Pour lire l’entretien dans son intégralité, cliquez ici. 

La Commission compte lancer son registre de lobbyistes au printemps 2008 dans sa vaste initiative sur la transparence (lire notre Linksdossier). Le commissaire Kallas a indiqué que l’exécutif européen irait plus loin en créant son propre registre, avec ou sans la participation du Parlement (EURACTIV 10/10/07).  

Cependant, le président de l’EPACA souligne qu’« il serait certainement préférable d’élaborer un système applicable à toutes les institutions européennes », affirmant que cette initiative sur la transparence est trop faible car elle ne concerne que la Commission. « Si vous construisez une maison, vous faites en sorte qu’elle soit assez grande et solide pour votre famille et vos amis. Si c’est une petite maison construite avec des matériaux fragiles, alors personne ne viendra chez vous », a-t-il déclaré à EURACTIV.

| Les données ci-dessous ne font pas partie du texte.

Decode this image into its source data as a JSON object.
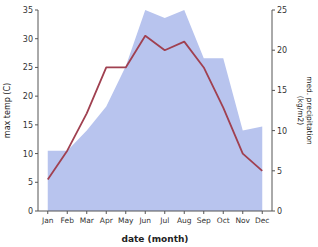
{
  "chart_data": {
    "type": "line",
    "categories": [
      "Jan",
      "Feb",
      "Mar",
      "Apr",
      "May",
      "Jun",
      "Jul",
      "Aug",
      "Sep",
      "Oct",
      "Nov",
      "Dec"
    ],
    "xlabel": "date (month)",
    "ylabel": "max temp (C)",
    "y2label": "med. precipitation\n(kg/m2)",
    "series": [
      {
        "type": "line",
        "color": "#a04050",
        "values": [
          5.5,
          10.5,
          17.0,
          25.0,
          25.0,
          30.5,
          28.0,
          29.5,
          25.0,
          18.0,
          10.0,
          7.0
        ]
      },
      {
        "type": "area",
        "axis": "y2",
        "color": "#b8c4ee",
        "values": [
          7.5,
          7.5,
          10.0,
          13.0,
          18.0,
          25.0,
          24.0,
          25.0,
          19.0,
          19.0,
          10.0,
          10.5
        ]
      }
    ],
    "ylim": [
      0,
      35
    ],
    "yticks": [
      0,
      5,
      10,
      15,
      20,
      25,
      30,
      35
    ],
    "y2lim": [
      0,
      25
    ],
    "y2ticks": [
      0,
      5,
      10,
      15,
      20,
      25
    ],
    "grid": false
  }
}
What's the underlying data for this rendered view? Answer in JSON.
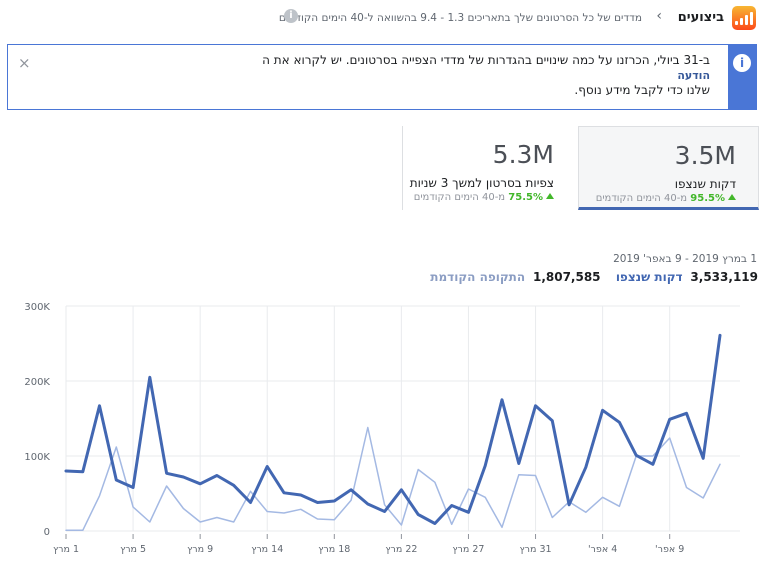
{
  "header": {
    "title": "ביצועים",
    "description": "מדדים של כל הסרטונים שלך בתאריכים 1.3 - 9.4 בהשוואה ל-40 הימים הקודמים",
    "icon": "analytics-bars-icon",
    "info_icon": "info-icon"
  },
  "notice": {
    "text": "ב-31 ביולי, הכרזנו על כמה שינויים בהגדרות של מדדי הצפייה בסרטונים. יש לקרוא את ה",
    "link": "הודעה",
    "text2": "שלנו כדי לקבל מידע נוסף.",
    "icon": "info-icon",
    "close": "×"
  },
  "cards": [
    {
      "value": "3.5M",
      "label": "דקות שנצפו",
      "pct": "95.5%",
      "change_text": "מ-40 הימים הקודמים"
    },
    {
      "value": "5.3M",
      "label": "צפיות בסרטון למשך 3 שניות",
      "pct": "75.5%",
      "change_text": "מ-40 הימים הקודמים"
    }
  ],
  "summary": {
    "date_range": "1 במרץ 2019 - 9 באפר' 2019",
    "current_value": "3,533,119",
    "current_label": "דקות שנצפו",
    "previous_value": "1,807,585",
    "previous_label": "התקופה הקודמת"
  },
  "colors": {
    "current": "#4267b2",
    "previous": "#a4b9e3",
    "accent": "#4a76d6",
    "positive": "#42b72a"
  },
  "chart_data": {
    "type": "line",
    "ylim": [
      0,
      300000
    ],
    "yticks": [
      0,
      100000,
      200000,
      300000
    ],
    "ytick_labels": [
      "0",
      "100K",
      "200K",
      "300K"
    ],
    "xtick_labels": [
      "1 מרץ",
      "5 מרץ",
      "9 מרץ",
      "14 מרץ",
      "18 מרץ",
      "22 מרץ",
      "27 מרץ",
      "31 מרץ",
      "4 אפר'",
      "9 אפר'"
    ],
    "xtick_index": [
      0,
      4,
      8,
      12,
      16,
      20,
      24,
      28,
      32,
      36
    ],
    "series": [
      {
        "name": "דקות שנצפו",
        "values": [
          80000,
          79000,
          167000,
          68000,
          58000,
          205000,
          77000,
          72000,
          63000,
          74000,
          61000,
          38000,
          86000,
          51000,
          48000,
          38000,
          40000,
          55000,
          36000,
          26000,
          55000,
          22000,
          10000,
          34000,
          25000,
          87000,
          175000,
          90000,
          167000,
          147000,
          35000,
          85000,
          161000,
          145000,
          101000,
          89000,
          149000,
          157000,
          97000,
          261000
        ]
      },
      {
        "name": "התקופה הקודמת",
        "values": [
          1000,
          1000,
          47000,
          112000,
          32000,
          12000,
          60000,
          30000,
          12000,
          18000,
          12000,
          53000,
          26000,
          24000,
          29000,
          16000,
          15000,
          41000,
          138000,
          35000,
          8000,
          82000,
          65000,
          9000,
          56000,
          45000,
          5000,
          75000,
          74000,
          18000,
          39000,
          25000,
          45000,
          33000,
          100000,
          100000,
          124000,
          58000,
          44000,
          89000
        ]
      }
    ]
  }
}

De plus, selon M. Lalloum, si les institutions ne considèrent pas l’approche volontaire appliquée jusqu’à présent suffisante pour regagner la confiance des citoyens, alors l’EPACA privilégiera l’enregistrement obligatoire. Même si un tel système est « strict », il  estime qu’il serait meilleur « pour regrouper tout le monde » et garantir « un terrain d’égalité ».

Dans le cadre d’un système obligatoire, « les personnes de l’EPACA n’évolueront plus à découvert, alors que les autres progressent cachés », a-t-il déclaré. De plus, l’inscription au registre doit devenir obligatoire si les institutions souhaitent qu’il contienne des informations financières. « Un système volontaire demandant la révélation d’informations financières déformera obligatoirement le marché », a averti M. Lalloum.

M. Lalloum a également indiqué que les membres devaient être incités à s’inscrire dans un registre demandant la révélation d’informations financières, par exemple, en recevant un badge permettant l’accès au Parlement européen. Autrement, « il est évident que (…) on nous demande quelque chose d’impossible (…) sans aucun avantage.

Concernant l’exemption des cabinets d’avocats de révéler l’identité de leurs clients dans le registre, M. Lalloum a déclaré qu’un pied d’égalité était « essentiel », étant donné que les « cabinets d’avocats sont des concurrents des cabinets de conseil en affaires publiques dans le domaine de la représentation d’intérêts ».

Il a rejeté les allégations selon lesquelles les membres de l’EPACA pourraient eux-mêmes tenter de changer de catégorie pour devenir des cabinets d’avocats et éviter ainsi de révéler leurs sources de revenus. M. Lalloum a en revanche averti que « les avocats, affirmant que les règles ne devraient pas leur être applicables tant qu’ils sont impliqués dans des affaires de concurrence, conservent une grande marge de manœuvre et la possibilité de dissimuler leur activité ».

Enfin, concernant  une campagne organisée par un groupe d’ONG pour identifier les « pires lobbyistes » de Bruxelles, M. Lalloum a déclaré qu’il était difficile pour lui de convaincre ses clients qu’être nominé n’était pas une bonne chose. « J’espère que nous allons gagner », a-t-il commenté.